Written fragments visible amid the graffiti included “Arabic is legitimate,” “Fix me” and other intriguing messages in various languages. Coupled with the dancers’ voices — sometimes heard on tape in poignant or chilling musings, sometimes live in aggressive, warlike chants — these morsels of language collectively packed a far greater punch than Handke’s tedious verbal hammering.
A highlight was the stark, dispassionate female solo that accompanied a troubling recorded confession, which opened with “My mother she wanted a boy”; this was underscored by Samuel
Barber’s pensive Adagio for Strings and the faint but insistent rhythm made by another dancer jabbing the wall with chalk.
When they tired of scribbling, the dancers took running leaps in an attempt to scale the wall, but only succeeded in dangling off the edge. Gathered in a chorus line, they stomped and shook their fists in a pounding unison, then froze as one after another broke into a frenzied convulsion. The intensity of the movement verged on flagellation, the dancers kicking up chalk dust.

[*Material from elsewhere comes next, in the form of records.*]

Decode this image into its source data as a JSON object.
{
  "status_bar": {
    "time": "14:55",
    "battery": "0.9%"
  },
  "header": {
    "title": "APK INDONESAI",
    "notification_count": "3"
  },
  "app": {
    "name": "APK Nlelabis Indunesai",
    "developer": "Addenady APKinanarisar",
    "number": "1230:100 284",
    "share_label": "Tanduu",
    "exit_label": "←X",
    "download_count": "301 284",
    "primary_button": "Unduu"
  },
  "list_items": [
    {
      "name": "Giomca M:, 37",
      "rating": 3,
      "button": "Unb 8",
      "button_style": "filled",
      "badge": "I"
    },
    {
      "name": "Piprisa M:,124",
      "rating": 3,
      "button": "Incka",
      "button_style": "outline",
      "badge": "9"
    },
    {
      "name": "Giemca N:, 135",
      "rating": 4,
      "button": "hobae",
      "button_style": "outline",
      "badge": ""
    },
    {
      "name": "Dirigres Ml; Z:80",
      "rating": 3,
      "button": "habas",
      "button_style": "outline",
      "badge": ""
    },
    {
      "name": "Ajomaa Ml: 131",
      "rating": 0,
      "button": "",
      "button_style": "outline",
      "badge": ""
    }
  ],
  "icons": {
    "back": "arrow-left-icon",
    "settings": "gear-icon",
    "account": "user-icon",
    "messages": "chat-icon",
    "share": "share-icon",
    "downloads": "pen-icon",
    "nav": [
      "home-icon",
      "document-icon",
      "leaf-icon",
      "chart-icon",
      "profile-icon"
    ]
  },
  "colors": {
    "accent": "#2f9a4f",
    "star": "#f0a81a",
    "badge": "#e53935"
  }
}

Habib Alla Jamal’s bracing arrangements of Arab folk music provided more welcome respite from Handke, as the dancers barrelled in and out of momentary encounters, both comic and disquieting. Their faces remained largely impassive yet through their movement we sensed exhilaration, angst, exhaustion.
In the end, the agitations subsided, and the dancers swiveled sedately in echoes of folk dance, their streaks of individuality stifled. It was an anti-theatrical moment — as if Naharin, channelling Handke, had robbed us of a denouement. But the audience was wise to Handke’s game and showered the performers with proper theatrical acclamation.